The effect of nifedipine and verapamil on KC1-induced rhythmic contractions of guinea pig ureter in vitro

Addition of KC1 (40 mM) produced rhythmic contractions of guinea-pig ureters in vitro which were unaffected by phentolamine, atropine or tetrodotoxin. KC1 failed to elicit rhythmic contractions of ureters incubated in a Krebs solution with no added Ca++; in these conditions the addition of CaC12 in concentrations of 1.5 mM, or higher, produced rhythmic contractions whose frequency, but not amplitude, was proportional to CaC12 concentration in the bathing medium.
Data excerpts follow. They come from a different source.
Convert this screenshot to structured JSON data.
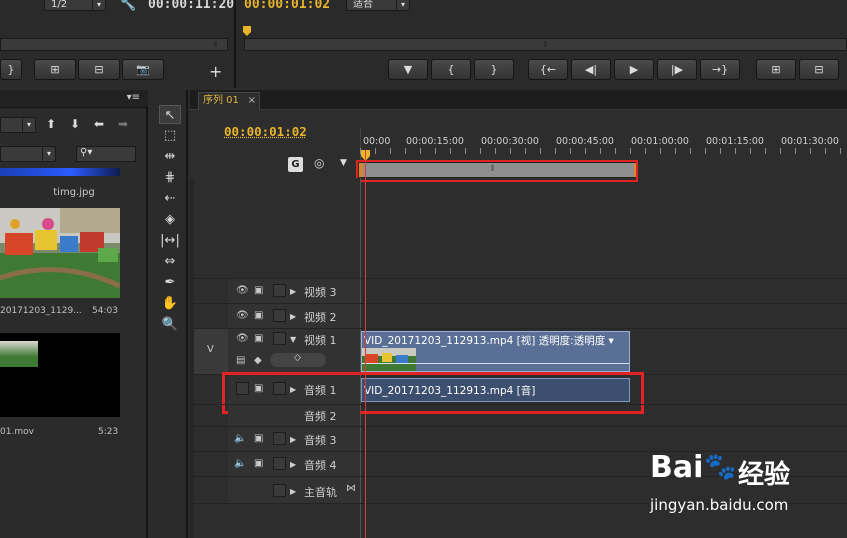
{
  "source_monitor": {
    "zoom": "1/2",
    "timecode": "00:00:11:20"
  },
  "program_monitor": {
    "timecode": "00:00:01:02",
    "fit": "适合"
  },
  "project": {
    "file1_name": "timg.jpg",
    "file2_name": "20171203_1129...",
    "file2_duration": "54:03",
    "file3_name": "01.mov",
    "file3_duration": "5:23"
  },
  "timeline": {
    "tab": "序列 01",
    "tab_close": "×",
    "timecode": "00:00:01:02",
    "ruler": [
      "00:00",
      "00:00:15:00",
      "00:00:30:00",
      "00:00:45:00",
      "00:01:00:00",
      "00:01:15:00",
      "00:01:30:00"
    ],
    "v_label": "V",
    "tracks": {
      "video3": "视频 3",
      "video2": "视频 2",
      "video1": "视频 1",
      "audio1": "音频 1",
      "audio2": "音频 2",
      "audio3": "音频 3",
      "audio4": "音频 4",
      "master": "主音轨"
    },
    "video_clip": "VID_20171203_112913.mp4  [视]  透明度:透明度 ▾",
    "audio_clip": "VID_20171203_112913.mp4  [音]"
  },
  "watermark": {
    "brand": "Bai",
    "brand2": "经验",
    "url": "jingyan.baidu.com"
  },
  "colors": {
    "accent_timecode": "#e8b52a",
    "highlight_box": "#e02424",
    "video_clip": "#5a6f95",
    "audio_clip": "#3d4f6e"
  }
}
EDTA reduced the frequency of KC1-induced rhythmic contractions without affecting their amplitude. Nifedipine and verapamil reduced both the frequency and the amplitude of KC1-induced rhythmic contraction; verapamil was more effective than nifedipine in reducing their amplitude. Urethane reduced the amplitude without significantly affecting the frequency of KC1-induced rhythmic contractions. An increase in the extracellular Ca++ concentration reverted the suppressive effect of all drugs under study. These results suggest that an influx of Ca++ from the extracellular space is responsible for the initiation of KC1-induced rhythmic contractions and is involved in the mechanism(s) which regulates their frequency, but that a separate mechanism regulates their amplitude.